Secondly I’d look at the following:

  • Your cry samples look “continuous” rather than discrete, and currently you have some samples which are slightly less that 1000ms long, with “Zero-Pad Data” set in your impulse design this means the samples less than 1000ms will be padded with 0s at the end until they are long enough before training, for datasets which are “continuous” rather than discrete events this can cause accuracy issues in the real world as the model learns a pattern of there being silence after a cry when there isn’t. My reccomendation would be to set your window size to the shortest sample length you have, and to turn off zero padding
  • There’s a new useful feature for looking at how your model is training, in your learning block screen on the “Model” card there’s a little icon just under the quantization button which brings up Training Graphs so you can see whether your model accuracy is reaching a plateau and if your validation set accuracy matches this. If it doesn’t you may need to adjust training cycles or increase learning rate as you may be overfitting:
  • Try using the “Learned Optimizer” option- it may yield better results without needing to play with the learning rate yourself, as it optimizes the learning rate for you.
  • Try a few different processing blocks- the MFCC might work quite well as crying is a human voice noice, Spectrogram and Spectral Analysis are simpler and may yield results too.
  • In your processing block have you tried using the “Autotune Parameters” button to tune the DSP settings to your data? This may help.

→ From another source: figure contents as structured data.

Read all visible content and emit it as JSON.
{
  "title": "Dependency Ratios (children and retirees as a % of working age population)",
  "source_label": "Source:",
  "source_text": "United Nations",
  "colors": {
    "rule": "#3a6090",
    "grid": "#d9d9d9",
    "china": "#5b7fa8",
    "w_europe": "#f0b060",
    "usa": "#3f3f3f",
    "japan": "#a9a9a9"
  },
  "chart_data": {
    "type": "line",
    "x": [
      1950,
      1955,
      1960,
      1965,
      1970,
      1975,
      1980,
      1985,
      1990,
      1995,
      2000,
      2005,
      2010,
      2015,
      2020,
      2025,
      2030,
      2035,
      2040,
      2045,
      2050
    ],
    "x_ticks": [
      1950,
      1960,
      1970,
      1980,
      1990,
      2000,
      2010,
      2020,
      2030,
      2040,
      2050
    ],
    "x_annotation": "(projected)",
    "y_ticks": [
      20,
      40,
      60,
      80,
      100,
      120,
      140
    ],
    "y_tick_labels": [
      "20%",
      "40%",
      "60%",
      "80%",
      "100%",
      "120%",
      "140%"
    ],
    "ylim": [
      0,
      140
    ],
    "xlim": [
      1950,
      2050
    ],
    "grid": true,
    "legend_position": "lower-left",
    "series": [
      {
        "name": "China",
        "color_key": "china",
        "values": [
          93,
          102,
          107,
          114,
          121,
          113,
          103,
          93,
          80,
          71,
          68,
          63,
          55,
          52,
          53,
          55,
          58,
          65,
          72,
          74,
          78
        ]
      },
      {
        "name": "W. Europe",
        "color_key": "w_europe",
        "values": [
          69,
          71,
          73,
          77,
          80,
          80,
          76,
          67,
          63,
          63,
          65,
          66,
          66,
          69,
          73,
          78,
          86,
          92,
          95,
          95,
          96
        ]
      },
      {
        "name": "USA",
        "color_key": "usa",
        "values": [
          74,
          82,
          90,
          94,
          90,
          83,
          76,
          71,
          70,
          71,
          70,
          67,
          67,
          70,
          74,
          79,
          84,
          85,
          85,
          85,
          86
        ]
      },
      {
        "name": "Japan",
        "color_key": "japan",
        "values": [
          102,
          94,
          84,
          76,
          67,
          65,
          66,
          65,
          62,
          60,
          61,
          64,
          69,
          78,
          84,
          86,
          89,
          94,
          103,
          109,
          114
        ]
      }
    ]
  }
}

Hope this helps point you in the right direction.

2 Likes

Hi Jimbruges,

MANY thanks for your reply. 17days finally can reply your reply :grin:

  1. I applied for EON, but I couldn’t find the proper registration or activation entry, so I eventually gave up using it.
  2. I tried enabling “Use learned optimizer”, but continuous warning messages appeared during training, and the process ultimately terminated.
  3. I did not enable Zero-pad data. I have conducted many experiments on this option, and disabling zero padding produced more stable results.
  4. I adjusted the dataset balance so that cry vs. noise is 1:1, instead of the previous 1:2.5 or 1:1.8. For the noise category, I also removed duplicate or highly similar samples and kept at most two segments per identical noise source.
  5. I experimented with different window sizes, changing from 1.0 second to 0.9 seconds and 0.75 seconds, and adjusted the stride to 0.35 seconds and 0.25 seconds.
  6. I repeatedly tested different batch sizes (32 / 64) and learning rates (0.0003 / 0.0005 / 0.001)

After completing all of the above experiments, the best accuracy I achieved was 78.8%.
At this point, I would like to ask for your guidance: do you think it is worth continuing experiments with a shorter window size such as 0.5 seconds?